キングヘイロー「ハァ…。最近スペシャルウィークさんはこのキングよりもあのトレーナーがお気に入りのようね」

 

 キングは憤慨しながら寮でテレビを見ていた。最近同期であり想い人のスペシャルウィークが自分よりもトレーナーと一緒にいる事が多いのが不満だった。

 

「次のニュースです」

 

 テレビはニュース番組をやっていて、ニュースを放送していたが今から報道されるニュースにキングの目玉が飛び出すことになる。

 

『アイルランドに来日しているファインモーション殿下が本日、おしのびで青森を来訪されたとの情報が入りました』

 

 と、ファインモーションがテレビに映っていたが、飛鳥、ゴルシ、スぺも一緒に映ってたのだ。

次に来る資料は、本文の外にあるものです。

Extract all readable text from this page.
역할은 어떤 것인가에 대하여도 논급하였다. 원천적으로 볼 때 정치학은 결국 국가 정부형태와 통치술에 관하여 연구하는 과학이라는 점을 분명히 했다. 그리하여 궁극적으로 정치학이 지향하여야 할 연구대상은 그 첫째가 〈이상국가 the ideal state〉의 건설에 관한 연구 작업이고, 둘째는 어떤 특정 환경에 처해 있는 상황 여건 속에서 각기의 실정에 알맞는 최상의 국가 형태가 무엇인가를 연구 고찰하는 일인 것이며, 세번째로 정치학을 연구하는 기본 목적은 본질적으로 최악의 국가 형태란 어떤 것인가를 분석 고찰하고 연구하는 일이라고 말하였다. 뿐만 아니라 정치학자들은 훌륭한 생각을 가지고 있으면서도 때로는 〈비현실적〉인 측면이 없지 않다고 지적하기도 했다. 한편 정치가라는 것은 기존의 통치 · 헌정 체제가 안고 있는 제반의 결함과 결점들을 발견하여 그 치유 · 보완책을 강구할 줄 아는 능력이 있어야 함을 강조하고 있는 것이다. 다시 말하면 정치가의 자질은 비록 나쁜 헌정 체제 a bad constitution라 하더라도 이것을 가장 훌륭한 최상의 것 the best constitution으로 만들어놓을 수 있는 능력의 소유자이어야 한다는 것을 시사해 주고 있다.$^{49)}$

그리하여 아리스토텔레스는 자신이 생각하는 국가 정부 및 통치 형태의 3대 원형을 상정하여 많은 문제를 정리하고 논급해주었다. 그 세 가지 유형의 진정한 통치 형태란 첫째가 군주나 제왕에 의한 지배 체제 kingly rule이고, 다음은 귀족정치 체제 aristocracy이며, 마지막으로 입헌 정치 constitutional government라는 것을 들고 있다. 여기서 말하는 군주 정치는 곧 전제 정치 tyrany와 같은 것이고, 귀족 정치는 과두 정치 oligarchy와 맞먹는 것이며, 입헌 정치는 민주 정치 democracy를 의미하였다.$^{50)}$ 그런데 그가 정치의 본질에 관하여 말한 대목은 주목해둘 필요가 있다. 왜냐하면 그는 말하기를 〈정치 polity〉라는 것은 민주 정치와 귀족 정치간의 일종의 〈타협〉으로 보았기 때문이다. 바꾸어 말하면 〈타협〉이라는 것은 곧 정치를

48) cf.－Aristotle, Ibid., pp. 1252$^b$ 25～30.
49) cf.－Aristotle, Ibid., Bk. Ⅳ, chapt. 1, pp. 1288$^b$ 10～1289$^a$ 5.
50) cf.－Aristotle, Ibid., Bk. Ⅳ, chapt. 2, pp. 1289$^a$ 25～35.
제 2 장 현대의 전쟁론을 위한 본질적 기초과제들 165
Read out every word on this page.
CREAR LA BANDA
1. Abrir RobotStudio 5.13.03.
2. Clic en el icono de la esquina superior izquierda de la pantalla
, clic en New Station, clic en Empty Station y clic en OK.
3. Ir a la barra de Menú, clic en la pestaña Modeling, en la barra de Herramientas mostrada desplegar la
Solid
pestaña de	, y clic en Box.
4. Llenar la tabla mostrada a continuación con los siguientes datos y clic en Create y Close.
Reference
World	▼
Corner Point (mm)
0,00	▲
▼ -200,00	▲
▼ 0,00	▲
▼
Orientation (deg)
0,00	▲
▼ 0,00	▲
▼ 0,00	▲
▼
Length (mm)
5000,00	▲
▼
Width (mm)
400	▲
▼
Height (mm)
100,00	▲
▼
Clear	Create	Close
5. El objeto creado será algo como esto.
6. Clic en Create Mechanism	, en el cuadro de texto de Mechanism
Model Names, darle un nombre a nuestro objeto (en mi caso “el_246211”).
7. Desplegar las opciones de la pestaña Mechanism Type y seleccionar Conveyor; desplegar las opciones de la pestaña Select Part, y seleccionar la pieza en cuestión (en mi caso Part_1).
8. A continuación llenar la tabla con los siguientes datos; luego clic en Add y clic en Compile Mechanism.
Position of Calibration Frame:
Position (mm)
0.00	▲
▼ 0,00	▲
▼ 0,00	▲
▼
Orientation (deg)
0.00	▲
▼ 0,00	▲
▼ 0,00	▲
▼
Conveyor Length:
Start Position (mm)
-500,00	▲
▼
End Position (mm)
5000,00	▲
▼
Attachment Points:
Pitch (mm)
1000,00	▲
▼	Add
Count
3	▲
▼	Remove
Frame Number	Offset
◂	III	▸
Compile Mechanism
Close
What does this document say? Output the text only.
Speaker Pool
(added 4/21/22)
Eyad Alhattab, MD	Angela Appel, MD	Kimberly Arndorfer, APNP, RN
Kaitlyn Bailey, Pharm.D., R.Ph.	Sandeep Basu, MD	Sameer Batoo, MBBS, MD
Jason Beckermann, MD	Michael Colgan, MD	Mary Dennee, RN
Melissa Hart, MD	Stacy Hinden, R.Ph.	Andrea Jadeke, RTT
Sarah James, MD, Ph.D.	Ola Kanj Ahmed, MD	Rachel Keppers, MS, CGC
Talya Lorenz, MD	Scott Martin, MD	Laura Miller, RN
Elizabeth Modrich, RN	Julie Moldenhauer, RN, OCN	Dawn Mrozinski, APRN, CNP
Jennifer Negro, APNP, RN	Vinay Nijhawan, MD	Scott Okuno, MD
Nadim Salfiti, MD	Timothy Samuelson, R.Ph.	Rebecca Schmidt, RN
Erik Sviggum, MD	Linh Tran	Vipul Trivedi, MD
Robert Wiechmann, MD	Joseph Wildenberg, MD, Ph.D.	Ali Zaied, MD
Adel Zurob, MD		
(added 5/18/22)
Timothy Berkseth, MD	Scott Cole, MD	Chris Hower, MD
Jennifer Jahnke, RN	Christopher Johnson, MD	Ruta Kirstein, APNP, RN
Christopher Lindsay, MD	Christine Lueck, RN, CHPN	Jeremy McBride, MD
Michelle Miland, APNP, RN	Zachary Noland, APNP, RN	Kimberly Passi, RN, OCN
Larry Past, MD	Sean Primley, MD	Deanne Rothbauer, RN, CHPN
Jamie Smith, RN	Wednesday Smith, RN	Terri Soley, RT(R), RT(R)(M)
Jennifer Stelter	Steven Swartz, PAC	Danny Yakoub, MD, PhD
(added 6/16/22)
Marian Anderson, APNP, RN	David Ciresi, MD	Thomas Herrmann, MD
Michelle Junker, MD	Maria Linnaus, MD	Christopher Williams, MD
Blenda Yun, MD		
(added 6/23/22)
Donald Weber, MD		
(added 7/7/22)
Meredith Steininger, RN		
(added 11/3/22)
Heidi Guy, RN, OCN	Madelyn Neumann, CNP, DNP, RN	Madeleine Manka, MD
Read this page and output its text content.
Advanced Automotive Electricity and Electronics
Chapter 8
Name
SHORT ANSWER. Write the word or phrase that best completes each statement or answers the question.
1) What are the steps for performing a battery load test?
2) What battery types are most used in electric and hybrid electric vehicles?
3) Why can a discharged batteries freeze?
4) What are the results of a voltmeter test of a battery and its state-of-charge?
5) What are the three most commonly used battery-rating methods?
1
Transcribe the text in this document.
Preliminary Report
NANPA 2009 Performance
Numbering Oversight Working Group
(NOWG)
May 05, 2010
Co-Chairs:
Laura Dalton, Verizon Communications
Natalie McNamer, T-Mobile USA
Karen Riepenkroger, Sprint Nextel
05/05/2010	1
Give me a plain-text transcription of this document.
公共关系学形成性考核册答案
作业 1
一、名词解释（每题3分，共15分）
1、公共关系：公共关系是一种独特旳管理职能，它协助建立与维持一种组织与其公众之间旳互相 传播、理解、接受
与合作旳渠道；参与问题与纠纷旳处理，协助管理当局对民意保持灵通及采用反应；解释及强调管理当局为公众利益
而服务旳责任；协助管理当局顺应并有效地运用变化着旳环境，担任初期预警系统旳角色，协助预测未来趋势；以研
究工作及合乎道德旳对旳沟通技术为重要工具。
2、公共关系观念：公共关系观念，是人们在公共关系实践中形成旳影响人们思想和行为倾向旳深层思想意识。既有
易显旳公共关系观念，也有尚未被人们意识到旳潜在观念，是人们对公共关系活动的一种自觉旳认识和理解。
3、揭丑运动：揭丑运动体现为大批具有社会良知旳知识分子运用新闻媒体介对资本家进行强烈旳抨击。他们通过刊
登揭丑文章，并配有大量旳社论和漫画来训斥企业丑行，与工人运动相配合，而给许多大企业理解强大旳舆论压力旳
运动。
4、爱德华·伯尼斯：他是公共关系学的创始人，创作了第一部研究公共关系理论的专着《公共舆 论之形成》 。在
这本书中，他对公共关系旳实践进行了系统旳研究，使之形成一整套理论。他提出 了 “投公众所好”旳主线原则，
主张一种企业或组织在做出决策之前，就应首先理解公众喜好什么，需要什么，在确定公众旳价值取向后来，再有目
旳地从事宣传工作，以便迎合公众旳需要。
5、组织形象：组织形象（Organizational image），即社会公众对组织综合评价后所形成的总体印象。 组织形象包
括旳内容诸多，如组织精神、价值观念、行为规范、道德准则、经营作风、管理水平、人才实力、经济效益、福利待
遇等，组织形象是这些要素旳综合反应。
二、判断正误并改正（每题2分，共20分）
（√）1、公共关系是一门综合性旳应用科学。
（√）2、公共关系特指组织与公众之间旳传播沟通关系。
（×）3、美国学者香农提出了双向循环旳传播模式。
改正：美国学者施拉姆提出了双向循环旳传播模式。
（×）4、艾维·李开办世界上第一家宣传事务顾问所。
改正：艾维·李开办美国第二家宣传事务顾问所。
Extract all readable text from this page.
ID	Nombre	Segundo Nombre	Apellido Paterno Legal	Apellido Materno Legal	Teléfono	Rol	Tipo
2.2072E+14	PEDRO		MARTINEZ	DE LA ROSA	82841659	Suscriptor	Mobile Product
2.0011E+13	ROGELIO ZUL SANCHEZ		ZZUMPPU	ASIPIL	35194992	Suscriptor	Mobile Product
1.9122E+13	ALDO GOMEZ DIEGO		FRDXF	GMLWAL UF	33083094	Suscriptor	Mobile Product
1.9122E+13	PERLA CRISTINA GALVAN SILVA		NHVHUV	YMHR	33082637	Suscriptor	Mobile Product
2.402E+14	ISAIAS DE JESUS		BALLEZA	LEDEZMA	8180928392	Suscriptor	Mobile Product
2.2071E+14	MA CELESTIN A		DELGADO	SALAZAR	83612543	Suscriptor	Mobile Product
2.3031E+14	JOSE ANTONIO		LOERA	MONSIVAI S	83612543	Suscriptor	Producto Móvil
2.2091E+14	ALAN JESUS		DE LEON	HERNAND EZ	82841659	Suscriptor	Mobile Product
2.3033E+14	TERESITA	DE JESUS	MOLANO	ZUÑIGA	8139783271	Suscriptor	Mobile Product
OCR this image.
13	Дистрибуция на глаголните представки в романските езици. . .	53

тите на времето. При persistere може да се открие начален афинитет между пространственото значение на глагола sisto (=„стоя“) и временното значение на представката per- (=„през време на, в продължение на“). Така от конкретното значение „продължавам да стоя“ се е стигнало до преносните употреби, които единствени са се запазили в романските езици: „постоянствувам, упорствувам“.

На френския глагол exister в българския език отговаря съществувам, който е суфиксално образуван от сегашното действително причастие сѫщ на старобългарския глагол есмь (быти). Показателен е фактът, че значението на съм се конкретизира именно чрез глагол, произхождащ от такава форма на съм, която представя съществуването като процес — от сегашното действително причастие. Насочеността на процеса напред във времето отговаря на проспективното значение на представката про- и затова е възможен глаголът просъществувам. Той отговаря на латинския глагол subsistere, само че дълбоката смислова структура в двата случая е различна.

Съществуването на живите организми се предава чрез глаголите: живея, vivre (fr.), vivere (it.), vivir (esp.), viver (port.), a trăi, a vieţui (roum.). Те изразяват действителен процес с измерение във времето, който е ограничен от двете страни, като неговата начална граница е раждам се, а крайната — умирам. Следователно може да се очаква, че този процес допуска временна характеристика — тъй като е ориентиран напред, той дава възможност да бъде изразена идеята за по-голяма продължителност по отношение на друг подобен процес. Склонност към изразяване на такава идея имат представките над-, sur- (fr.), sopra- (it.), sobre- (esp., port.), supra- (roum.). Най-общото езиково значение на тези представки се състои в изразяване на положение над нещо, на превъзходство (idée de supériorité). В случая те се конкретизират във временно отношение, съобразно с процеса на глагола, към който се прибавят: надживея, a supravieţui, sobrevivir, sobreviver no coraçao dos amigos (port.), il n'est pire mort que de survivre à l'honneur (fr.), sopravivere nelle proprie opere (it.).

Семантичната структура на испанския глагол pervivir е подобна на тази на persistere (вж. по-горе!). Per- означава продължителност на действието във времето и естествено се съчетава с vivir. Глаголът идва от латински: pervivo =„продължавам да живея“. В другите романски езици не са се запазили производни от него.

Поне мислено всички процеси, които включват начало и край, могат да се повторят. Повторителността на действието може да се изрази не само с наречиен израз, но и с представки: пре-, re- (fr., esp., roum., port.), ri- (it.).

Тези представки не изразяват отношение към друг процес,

キングの目玉がぶっ飛んだ。

 

 そしてニュース番組は淡々とファインが青森を訪問した事に触れていたのだが、

 

『ファインモーション殿下と共にトレセン学園からスペシャルウィークさん、ゴールドシップさん。そしてスペシャルウィークさんのトレーナーを務めている一丈字飛鳥さんが同席されているとの事でした』

 

 ゴルシがカメラに向かってピースサインすると、飛鳥がゴルシの首根っこ使って退場させた。

 

キングヘイロー「……!!」

 

 その夜、飛鳥たちはホテルに宿泊したわけだが…。

 

飛鳥「あの、どうして部屋が一緒なんですか?」

ゴールドシップ「オメー。殿下に何かあったらどうすんだ」

飛鳥「SPの立場ないでしょうが!!」

 

 ちなみにSPは外で警備していた…。

 

ファインモーション「まあまあ。あ、ちなみスぺちゃんは私と一緒に寝ようね♪」

スペシャルウィーク「え?」

ゴールドシップ「じゃあお前はアタシと一緒に寝ような♪」

飛鳥「マジっすか」

ゴールドシップ「マジでございます」

 

 

 で、翌日新幹線でトレセン学園まで戻ってきたわけだけど、どうなったかは…お察しください。